O.B.: L’ora delle visite è un lavoro molto recente e in via di sviluppo, un prolungamento fisico del dipinto, un tentativo di rendere più fitta e spessa la trama della narrazione. Si tratta di una scultura che ho realizzato dopo aver prodotto una serie di disegni in cui, dati gli improvvisi incontri di innumerevoli insetti provenienti dai vari rubinetti o tubature del bagno, ho trasformato il soffione della doccia in una vera e propria tecnologia propagatrice di insolite e inaspettate intrusioni. Una porta di accesso per imprevedibili ecosistemi e realtà paradossali. Il progetto è tutt’ora in lavorazione, prevede un insieme di sculture che interagiranno direttamente nello e con lo spazio dove saranno accolte: una sovranarrazione che si prefigge di muoversi fra la realtà interna dell’immagine e la realtà fisica che la dovrà ospitare.

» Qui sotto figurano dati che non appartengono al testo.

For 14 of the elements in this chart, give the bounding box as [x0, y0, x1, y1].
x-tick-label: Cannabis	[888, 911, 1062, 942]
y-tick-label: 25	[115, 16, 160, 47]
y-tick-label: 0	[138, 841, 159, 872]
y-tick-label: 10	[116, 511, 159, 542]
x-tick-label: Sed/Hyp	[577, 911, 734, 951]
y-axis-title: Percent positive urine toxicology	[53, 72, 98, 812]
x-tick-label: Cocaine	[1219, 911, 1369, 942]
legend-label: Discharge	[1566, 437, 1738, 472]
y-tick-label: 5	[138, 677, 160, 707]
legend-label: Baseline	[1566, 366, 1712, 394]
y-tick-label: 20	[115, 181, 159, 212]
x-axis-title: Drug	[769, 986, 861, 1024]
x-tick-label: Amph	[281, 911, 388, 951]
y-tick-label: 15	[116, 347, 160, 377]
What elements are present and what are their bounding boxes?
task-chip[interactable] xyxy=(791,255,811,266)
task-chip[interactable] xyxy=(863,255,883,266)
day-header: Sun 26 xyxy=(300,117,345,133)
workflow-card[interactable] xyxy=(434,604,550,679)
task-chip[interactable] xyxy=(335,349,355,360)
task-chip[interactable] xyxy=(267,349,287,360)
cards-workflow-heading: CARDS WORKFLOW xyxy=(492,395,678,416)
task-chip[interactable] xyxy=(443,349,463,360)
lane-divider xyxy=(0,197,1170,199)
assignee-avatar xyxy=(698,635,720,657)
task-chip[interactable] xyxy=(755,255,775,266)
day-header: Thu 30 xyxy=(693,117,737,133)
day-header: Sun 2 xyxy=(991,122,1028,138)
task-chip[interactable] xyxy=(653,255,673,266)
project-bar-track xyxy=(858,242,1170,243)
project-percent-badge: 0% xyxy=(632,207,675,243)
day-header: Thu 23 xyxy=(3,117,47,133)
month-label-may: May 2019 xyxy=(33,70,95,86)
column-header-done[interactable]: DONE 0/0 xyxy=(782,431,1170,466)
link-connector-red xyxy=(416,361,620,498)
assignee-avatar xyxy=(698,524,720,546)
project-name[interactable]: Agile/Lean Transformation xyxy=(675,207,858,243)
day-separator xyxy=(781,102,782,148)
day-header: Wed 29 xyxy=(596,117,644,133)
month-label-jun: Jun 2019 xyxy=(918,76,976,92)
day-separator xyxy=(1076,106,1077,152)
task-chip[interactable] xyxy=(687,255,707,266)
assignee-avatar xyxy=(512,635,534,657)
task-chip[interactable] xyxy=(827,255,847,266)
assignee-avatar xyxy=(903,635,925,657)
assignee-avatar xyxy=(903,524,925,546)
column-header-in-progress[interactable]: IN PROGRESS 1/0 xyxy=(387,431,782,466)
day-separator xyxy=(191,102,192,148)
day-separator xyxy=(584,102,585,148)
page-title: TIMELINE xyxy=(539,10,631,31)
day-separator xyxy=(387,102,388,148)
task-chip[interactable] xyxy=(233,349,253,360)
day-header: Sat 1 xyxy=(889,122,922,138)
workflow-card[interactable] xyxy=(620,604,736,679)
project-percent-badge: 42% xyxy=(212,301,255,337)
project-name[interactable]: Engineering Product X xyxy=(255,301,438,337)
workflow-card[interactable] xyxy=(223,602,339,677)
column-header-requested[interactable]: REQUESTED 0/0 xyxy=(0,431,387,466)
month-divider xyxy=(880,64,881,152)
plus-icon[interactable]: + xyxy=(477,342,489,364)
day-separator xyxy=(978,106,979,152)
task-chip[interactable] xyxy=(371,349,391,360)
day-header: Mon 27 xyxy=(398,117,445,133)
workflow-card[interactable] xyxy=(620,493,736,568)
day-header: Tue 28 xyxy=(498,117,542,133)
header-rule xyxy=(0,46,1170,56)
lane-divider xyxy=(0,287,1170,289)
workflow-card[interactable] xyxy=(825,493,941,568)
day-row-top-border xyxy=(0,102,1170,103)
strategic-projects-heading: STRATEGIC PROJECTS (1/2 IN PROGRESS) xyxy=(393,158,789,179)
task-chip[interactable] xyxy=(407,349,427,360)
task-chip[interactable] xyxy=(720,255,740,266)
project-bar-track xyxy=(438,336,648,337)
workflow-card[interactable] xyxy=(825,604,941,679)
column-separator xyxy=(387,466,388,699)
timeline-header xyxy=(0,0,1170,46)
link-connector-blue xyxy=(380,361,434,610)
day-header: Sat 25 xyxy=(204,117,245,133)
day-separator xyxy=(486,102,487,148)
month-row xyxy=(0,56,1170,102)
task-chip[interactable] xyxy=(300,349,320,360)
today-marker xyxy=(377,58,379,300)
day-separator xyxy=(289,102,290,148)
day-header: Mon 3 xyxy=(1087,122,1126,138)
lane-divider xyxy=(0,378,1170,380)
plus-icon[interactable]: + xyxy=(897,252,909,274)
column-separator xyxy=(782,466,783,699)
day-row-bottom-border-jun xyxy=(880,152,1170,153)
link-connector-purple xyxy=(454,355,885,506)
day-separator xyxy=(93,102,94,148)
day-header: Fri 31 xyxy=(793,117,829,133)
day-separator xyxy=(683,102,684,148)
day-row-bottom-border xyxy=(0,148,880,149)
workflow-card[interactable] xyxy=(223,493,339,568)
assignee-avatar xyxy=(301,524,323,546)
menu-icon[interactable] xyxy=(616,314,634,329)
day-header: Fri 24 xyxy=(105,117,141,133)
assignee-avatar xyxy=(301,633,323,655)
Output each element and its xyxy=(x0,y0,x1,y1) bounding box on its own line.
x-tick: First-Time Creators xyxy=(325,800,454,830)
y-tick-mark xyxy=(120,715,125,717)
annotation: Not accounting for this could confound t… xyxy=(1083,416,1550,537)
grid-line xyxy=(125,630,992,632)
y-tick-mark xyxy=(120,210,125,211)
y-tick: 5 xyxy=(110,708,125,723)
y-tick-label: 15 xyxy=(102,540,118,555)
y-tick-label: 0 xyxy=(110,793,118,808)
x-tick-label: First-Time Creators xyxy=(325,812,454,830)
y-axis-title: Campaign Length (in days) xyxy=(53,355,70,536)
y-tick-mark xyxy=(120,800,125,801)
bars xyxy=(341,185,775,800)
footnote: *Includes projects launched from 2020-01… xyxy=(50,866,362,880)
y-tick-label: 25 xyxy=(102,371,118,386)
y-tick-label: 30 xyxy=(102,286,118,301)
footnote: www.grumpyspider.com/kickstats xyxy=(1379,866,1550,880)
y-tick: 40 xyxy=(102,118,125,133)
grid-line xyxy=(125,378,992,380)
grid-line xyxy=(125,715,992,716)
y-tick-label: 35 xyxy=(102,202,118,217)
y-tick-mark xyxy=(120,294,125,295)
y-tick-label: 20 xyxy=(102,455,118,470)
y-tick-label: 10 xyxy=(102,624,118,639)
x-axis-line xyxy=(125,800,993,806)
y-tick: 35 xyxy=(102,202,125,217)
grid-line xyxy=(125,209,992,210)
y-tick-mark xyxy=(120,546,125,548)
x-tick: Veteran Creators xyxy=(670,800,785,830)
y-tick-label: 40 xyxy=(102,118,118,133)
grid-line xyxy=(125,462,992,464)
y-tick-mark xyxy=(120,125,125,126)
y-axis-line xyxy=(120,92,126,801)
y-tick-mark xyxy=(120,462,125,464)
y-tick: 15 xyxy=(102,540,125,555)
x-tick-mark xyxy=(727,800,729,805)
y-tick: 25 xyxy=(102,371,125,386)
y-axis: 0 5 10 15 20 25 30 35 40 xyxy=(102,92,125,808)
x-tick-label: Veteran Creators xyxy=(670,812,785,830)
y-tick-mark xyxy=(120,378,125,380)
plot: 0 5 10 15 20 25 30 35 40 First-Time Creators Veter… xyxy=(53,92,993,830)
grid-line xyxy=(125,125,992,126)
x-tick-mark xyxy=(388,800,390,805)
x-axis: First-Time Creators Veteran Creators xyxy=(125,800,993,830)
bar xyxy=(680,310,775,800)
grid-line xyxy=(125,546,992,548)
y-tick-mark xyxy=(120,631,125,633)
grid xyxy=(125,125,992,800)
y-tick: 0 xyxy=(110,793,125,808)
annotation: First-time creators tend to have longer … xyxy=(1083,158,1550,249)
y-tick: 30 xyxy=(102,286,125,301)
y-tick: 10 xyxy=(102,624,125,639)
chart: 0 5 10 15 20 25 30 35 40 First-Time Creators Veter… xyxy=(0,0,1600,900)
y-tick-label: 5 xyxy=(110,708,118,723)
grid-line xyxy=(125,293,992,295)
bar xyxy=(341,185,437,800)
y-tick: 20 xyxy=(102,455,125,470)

L.F.: Qualche anticipazione, ai lettori di Osservatorio Futura, riguardo i tuoi prossimi progetti?
O.B.: Di recente ho partecipato alla mostra collettiva “Lebenswelt” curata da Dobroslawa Nowak, insieme a Martyna Czech, Ewa Kubiak e Zuza Piekoszewska, nello spazio Bovisamare di Milano. Nei prossimi mesi mi concentrerò sulla produzione di un nuovo capitolo di Apologie di un bilocale.